Various injudicious conservation treatments did much more harm than good, causing darkening and blistering. What the Church Guide calls “more sympathetic” treatment was carried out between 1961 and 1963 but nevertheless some detail was lost. Further work was carried out in the eighties and nineties using the best techniques available. Whatever has been lost, the survival of what remains is near-miraculous. Definitely a case of glass being rather more than half-full.
In their completeness, Hardham’s paintings enable us not only to visualise the extent of the paintwork in mediaeval churches but also to gain an insight into the preoccupations of post-Conquest Christianity. It presents a “scheme” rather than series of individual paintings chosen by painter or patron and may be contrasted with the freedom asserted by mediaeval stonemasons to carve more or less what they liked on the exterior of churches in a riotous outpouring of the mediaeval imagination. We must assume that the Lewes School painters received clerical guidance. It seems unlikely that they had a free hand or, indeed, the scriptural knowledge to exercise one. Pevsner reported the possibility that the designs were taken from manuscripts such as the Caedmon Manuscript of around AD1000.

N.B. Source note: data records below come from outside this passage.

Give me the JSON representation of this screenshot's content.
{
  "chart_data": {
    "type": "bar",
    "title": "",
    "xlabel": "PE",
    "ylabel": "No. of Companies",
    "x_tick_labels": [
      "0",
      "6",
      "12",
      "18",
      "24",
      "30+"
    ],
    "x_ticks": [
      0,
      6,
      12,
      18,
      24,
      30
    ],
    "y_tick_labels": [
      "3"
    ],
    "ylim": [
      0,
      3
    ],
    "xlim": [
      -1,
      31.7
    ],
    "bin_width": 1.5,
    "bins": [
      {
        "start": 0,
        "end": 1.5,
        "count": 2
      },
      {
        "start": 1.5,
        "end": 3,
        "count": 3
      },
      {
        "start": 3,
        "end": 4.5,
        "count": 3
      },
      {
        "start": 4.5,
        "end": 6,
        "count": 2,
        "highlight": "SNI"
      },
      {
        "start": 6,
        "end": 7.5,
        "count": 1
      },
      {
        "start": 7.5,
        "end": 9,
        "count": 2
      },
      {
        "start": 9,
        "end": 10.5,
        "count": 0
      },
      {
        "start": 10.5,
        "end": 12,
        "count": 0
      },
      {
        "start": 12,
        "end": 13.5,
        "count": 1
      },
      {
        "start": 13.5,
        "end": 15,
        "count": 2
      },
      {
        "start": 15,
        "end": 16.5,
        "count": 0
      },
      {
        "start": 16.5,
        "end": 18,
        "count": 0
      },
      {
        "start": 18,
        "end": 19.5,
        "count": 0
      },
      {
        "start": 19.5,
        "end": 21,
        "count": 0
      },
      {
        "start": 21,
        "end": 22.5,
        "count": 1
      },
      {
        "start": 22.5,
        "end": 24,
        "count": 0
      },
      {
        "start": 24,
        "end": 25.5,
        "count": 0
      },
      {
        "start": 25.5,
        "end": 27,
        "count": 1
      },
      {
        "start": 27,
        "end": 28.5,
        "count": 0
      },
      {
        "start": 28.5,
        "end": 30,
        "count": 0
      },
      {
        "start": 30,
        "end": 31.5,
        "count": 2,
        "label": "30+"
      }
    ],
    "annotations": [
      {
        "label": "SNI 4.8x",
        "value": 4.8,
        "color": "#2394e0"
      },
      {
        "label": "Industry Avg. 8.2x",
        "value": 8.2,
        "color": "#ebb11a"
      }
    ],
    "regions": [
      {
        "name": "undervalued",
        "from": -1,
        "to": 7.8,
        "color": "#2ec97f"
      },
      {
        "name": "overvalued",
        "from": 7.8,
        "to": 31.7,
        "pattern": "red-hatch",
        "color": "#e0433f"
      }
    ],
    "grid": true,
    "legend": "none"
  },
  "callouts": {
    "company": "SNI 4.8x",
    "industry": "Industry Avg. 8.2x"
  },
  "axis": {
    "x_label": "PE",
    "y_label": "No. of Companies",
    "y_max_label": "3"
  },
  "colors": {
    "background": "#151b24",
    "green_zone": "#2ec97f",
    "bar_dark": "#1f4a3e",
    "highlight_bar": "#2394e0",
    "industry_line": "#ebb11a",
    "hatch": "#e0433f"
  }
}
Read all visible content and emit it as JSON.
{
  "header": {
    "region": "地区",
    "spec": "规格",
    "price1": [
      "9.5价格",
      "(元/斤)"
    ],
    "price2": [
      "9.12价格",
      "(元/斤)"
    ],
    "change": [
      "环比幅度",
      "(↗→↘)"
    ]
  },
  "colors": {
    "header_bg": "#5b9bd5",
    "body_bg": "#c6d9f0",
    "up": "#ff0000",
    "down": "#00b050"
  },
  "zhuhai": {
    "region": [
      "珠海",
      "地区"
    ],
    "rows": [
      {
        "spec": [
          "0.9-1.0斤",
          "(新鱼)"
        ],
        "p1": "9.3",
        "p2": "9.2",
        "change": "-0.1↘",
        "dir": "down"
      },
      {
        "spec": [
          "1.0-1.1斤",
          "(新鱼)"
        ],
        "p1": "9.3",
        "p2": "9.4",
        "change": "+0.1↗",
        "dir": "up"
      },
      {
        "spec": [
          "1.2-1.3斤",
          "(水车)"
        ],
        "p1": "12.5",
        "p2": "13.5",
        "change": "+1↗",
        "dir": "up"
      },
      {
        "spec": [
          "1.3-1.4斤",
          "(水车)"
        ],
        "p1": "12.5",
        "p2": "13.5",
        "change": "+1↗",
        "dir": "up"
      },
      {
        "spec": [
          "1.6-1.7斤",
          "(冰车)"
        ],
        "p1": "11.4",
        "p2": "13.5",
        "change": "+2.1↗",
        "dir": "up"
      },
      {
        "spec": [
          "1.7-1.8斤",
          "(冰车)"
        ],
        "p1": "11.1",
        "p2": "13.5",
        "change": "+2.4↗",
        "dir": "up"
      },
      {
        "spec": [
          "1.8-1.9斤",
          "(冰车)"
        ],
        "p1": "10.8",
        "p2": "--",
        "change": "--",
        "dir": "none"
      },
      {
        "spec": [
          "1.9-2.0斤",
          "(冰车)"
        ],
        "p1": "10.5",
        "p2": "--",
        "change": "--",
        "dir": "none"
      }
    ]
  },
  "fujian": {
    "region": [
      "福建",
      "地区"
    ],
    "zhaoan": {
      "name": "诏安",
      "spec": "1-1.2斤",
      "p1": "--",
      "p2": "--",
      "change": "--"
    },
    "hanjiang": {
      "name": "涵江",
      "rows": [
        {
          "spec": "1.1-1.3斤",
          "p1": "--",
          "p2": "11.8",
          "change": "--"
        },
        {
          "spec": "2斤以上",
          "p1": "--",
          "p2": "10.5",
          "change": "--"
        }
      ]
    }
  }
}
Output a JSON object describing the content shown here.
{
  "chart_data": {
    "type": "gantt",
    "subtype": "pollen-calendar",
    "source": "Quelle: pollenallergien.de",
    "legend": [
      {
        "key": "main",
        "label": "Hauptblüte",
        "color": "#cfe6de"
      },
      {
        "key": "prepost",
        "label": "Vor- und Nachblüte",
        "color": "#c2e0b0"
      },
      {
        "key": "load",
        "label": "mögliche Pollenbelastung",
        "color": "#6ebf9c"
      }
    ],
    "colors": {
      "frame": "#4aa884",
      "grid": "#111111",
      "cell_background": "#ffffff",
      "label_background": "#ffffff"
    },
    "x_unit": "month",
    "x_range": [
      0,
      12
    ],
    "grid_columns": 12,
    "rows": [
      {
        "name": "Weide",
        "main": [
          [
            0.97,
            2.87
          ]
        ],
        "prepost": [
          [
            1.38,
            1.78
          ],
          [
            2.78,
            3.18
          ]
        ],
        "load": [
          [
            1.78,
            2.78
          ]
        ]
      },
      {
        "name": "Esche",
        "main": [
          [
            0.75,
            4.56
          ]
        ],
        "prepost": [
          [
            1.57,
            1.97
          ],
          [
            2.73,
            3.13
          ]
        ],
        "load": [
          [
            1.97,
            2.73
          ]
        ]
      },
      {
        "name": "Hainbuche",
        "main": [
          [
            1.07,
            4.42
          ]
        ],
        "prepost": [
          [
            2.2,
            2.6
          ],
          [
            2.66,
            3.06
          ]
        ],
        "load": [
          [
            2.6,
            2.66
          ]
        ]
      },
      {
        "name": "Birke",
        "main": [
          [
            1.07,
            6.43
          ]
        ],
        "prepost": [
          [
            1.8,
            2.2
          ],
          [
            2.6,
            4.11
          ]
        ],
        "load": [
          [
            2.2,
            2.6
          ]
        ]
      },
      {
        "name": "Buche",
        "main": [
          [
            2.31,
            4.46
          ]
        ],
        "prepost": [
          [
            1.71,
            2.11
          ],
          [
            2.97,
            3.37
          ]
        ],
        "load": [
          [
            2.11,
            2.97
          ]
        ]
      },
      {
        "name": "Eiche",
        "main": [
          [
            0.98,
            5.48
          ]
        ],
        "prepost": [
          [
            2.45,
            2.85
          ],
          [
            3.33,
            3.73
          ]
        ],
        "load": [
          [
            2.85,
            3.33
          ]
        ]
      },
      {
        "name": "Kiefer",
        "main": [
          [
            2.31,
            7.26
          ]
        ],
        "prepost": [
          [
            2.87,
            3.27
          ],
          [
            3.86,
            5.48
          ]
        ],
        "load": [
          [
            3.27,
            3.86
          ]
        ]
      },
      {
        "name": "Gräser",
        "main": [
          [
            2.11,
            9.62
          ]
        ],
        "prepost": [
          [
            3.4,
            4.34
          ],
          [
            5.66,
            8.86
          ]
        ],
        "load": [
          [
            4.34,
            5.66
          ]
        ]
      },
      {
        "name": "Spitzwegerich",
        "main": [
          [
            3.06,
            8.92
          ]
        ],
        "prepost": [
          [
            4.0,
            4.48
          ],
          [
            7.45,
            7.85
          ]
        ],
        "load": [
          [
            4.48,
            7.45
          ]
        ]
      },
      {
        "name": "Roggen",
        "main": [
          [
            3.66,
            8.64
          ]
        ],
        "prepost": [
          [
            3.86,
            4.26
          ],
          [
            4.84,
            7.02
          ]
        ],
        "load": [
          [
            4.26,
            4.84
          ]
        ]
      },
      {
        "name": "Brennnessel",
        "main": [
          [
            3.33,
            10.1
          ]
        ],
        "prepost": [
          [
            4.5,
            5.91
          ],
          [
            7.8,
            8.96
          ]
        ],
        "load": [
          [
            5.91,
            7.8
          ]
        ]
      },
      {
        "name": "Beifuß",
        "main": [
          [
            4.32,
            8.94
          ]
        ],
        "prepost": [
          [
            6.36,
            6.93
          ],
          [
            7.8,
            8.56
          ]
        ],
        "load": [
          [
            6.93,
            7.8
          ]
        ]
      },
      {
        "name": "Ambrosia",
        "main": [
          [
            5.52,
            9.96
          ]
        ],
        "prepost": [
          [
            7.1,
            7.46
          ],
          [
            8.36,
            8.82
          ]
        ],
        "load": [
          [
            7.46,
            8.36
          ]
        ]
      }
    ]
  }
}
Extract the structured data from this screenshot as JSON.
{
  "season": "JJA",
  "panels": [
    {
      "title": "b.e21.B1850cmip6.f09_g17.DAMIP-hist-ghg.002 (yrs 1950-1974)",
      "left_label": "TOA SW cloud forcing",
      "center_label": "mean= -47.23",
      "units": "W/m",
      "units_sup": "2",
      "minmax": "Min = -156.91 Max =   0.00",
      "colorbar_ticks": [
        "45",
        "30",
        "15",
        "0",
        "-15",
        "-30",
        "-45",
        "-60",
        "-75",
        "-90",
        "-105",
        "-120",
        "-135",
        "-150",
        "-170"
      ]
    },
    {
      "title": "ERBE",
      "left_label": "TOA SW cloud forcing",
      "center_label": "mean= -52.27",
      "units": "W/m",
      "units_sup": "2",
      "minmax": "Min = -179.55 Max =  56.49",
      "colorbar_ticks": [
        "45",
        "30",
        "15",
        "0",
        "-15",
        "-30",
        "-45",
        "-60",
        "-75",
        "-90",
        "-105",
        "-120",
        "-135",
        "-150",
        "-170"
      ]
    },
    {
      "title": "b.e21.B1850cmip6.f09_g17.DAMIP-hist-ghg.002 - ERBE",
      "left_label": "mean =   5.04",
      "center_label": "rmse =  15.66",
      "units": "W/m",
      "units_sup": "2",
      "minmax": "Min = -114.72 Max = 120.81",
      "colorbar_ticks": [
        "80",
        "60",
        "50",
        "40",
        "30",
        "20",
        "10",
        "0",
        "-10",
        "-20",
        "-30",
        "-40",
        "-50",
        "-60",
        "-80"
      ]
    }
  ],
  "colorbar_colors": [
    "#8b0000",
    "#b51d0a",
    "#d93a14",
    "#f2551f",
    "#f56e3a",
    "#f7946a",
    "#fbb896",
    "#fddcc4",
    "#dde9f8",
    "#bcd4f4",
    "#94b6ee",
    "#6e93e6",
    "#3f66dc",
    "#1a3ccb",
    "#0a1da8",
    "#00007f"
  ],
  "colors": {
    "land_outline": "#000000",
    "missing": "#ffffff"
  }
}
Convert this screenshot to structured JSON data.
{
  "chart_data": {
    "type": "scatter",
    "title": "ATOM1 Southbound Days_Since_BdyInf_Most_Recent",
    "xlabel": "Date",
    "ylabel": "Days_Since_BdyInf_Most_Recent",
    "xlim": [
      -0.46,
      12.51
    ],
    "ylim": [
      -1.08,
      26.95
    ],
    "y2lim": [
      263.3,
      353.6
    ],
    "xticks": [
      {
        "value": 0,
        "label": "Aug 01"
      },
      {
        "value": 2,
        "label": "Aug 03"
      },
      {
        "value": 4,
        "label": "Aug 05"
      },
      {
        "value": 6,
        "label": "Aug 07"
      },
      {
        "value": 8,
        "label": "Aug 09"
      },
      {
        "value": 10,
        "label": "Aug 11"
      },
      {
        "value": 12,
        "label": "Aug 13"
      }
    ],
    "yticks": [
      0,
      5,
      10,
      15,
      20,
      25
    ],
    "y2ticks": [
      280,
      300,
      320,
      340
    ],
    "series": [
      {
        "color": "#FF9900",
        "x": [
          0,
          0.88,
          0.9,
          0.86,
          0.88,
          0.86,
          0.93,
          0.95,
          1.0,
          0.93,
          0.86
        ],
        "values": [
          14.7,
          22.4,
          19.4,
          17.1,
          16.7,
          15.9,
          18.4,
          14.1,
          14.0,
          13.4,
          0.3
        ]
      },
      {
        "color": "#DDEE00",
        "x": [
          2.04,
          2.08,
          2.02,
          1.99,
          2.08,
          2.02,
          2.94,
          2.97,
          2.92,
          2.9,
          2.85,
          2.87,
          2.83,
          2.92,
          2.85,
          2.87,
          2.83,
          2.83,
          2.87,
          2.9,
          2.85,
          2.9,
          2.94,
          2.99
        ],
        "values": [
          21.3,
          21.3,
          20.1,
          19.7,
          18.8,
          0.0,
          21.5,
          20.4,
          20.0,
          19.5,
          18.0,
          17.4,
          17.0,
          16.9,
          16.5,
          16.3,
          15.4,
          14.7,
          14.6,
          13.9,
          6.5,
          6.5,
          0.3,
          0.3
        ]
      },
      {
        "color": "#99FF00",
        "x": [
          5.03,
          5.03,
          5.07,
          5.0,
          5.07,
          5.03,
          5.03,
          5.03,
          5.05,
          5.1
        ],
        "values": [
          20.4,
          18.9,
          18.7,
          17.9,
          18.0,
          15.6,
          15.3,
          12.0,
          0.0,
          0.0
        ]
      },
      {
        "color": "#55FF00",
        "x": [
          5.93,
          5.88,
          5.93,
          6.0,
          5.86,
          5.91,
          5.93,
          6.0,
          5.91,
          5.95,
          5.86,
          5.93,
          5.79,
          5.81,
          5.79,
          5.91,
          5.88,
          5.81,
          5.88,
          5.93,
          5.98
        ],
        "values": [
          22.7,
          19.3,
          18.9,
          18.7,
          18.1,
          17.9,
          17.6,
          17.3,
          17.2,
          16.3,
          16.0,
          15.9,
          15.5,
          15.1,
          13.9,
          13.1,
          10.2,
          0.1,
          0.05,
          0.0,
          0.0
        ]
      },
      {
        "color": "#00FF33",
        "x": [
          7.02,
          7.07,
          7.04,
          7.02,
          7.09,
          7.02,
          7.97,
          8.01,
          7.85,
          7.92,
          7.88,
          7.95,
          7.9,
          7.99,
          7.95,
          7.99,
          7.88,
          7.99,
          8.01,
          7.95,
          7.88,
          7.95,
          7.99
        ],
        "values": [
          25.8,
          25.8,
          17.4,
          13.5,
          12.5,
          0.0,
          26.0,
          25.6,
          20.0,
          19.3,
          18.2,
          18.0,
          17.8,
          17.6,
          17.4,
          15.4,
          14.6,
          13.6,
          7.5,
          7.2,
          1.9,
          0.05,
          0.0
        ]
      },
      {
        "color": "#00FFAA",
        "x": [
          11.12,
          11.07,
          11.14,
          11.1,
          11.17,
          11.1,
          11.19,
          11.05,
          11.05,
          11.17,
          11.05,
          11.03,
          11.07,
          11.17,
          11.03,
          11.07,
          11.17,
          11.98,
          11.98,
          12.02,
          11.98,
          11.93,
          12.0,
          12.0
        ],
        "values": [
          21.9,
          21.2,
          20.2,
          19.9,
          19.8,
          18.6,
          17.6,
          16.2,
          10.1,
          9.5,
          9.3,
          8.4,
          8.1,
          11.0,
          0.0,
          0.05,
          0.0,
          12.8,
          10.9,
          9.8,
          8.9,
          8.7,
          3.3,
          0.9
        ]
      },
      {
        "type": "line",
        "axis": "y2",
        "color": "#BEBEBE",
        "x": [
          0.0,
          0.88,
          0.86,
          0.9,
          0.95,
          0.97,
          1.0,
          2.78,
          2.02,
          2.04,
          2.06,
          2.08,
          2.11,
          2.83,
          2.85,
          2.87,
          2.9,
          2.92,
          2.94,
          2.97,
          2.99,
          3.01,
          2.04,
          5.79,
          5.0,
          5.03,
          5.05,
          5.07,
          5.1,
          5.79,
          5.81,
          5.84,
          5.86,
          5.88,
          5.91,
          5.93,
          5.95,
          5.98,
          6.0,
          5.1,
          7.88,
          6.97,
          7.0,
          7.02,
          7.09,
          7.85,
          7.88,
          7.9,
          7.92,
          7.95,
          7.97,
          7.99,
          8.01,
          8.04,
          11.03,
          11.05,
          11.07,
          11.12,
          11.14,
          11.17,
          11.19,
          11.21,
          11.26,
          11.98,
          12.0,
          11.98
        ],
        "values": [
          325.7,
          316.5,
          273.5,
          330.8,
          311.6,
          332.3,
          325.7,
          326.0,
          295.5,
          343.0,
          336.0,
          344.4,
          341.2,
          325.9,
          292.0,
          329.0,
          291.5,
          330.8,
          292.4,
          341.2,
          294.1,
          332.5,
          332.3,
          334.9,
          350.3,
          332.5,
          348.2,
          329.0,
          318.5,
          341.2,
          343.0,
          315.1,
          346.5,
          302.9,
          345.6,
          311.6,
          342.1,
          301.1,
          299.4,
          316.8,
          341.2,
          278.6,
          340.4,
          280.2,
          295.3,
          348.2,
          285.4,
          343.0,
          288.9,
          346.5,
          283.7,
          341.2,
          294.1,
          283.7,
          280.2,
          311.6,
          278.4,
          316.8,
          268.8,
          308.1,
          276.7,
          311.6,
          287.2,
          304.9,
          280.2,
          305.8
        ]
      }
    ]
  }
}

Not the least of the factors contributing to the artistic treasure here must be that like many in West Sussex this church has been virtually unchanged since it was built in the eleventh century, probably around AD1050. As with Selham and some other West Sussex churches, there is a debate to be had about whether it is “Anglo-Saxon” or “Norman” but all can agree that it is just before or after the Conquest so this is literally an academic point, although most money - my own included - is on Pre-Conquest’; and the village has a long Pre-Conquest history that goes back to Roman times. It has a simple two-celled design. The original windows high in the chancel and nave walls are tiny and surrounded by large jamb stones. The exterior is whitewashed but these jamb stones have been left visible, providing a chocolate box-perfect look. It really is the simplest of churches. The round chancel arch is totally plain and without any decoration.
Beneath the whitewash you can clearly discern the rough undressed stonework of the walls. There has been a minimal amount of refenestration so what you see today – with the exception of the Victorian porch bell tower - is pretty much what you would have seen a thousand years ago. It is a very exciting church indeed. To the south side of the chancel is a filled in squint that it is all that remains of an anchorite cell. Many such sites are somewhat speculative but it is known that in 1253 St Richard of Chichester bequeathed money to the anchorite of the time so its provenance seems unimpeachable. It should be noted, however, that anchoritism was vested in the individual, not in the building: that it to say that the death of an incumbent did not necessarily lead to the immuration of a successor. The status of anchorite was a serious matter requiring authorisation from a bishop and was taken anything but lightly as we know from the anchorhold at Shere in Surrey.
Oddly, Pevsner’s first edition said of the paintings: “…so much has faded at Hardham that except in one or two places there is not much more than a confused blur of red and yellow ochre…”. As that edition was written in 1965 it seems likely that his description here did not reflect the almost simultaneous conservation work that was in progress. Today the Church Guide can identify almost every element of the work and opines that what it playfully calls “the distinctive bacon and egg palette” results from the use of cheap locally-available pigments: red and yellow ochre, lime white and carbon black. Blue(ish) is a mixture of while and black. Only the limited greens are a result from more expensive malachite. The paintings are in two tiers and tower, arch and diaper patterns separate the various scenes.
There is little point in my slavishly paraphrasing the text of the excellent written commentary available at the church so I will confine myself to captioning my own pictures. I will, however, reproduce verbatim the church’s own description of the scheme: “…(it) comprises five basic elements: Adam and Eve scenes on the chancel west wall; a very long Christological cycle, mainly of the Infancy and Passion, in the chancel ands nave; judgment and apocalyptic subject matter, including hell scenes which cover the entire west wall; and Labours of the Month, beside the chancel arch”.
For anyone serious in their interest in parish church development or in post-Conquest art and spirituality, Hardham and neighbouring Clayton have to be on the “must visit” list.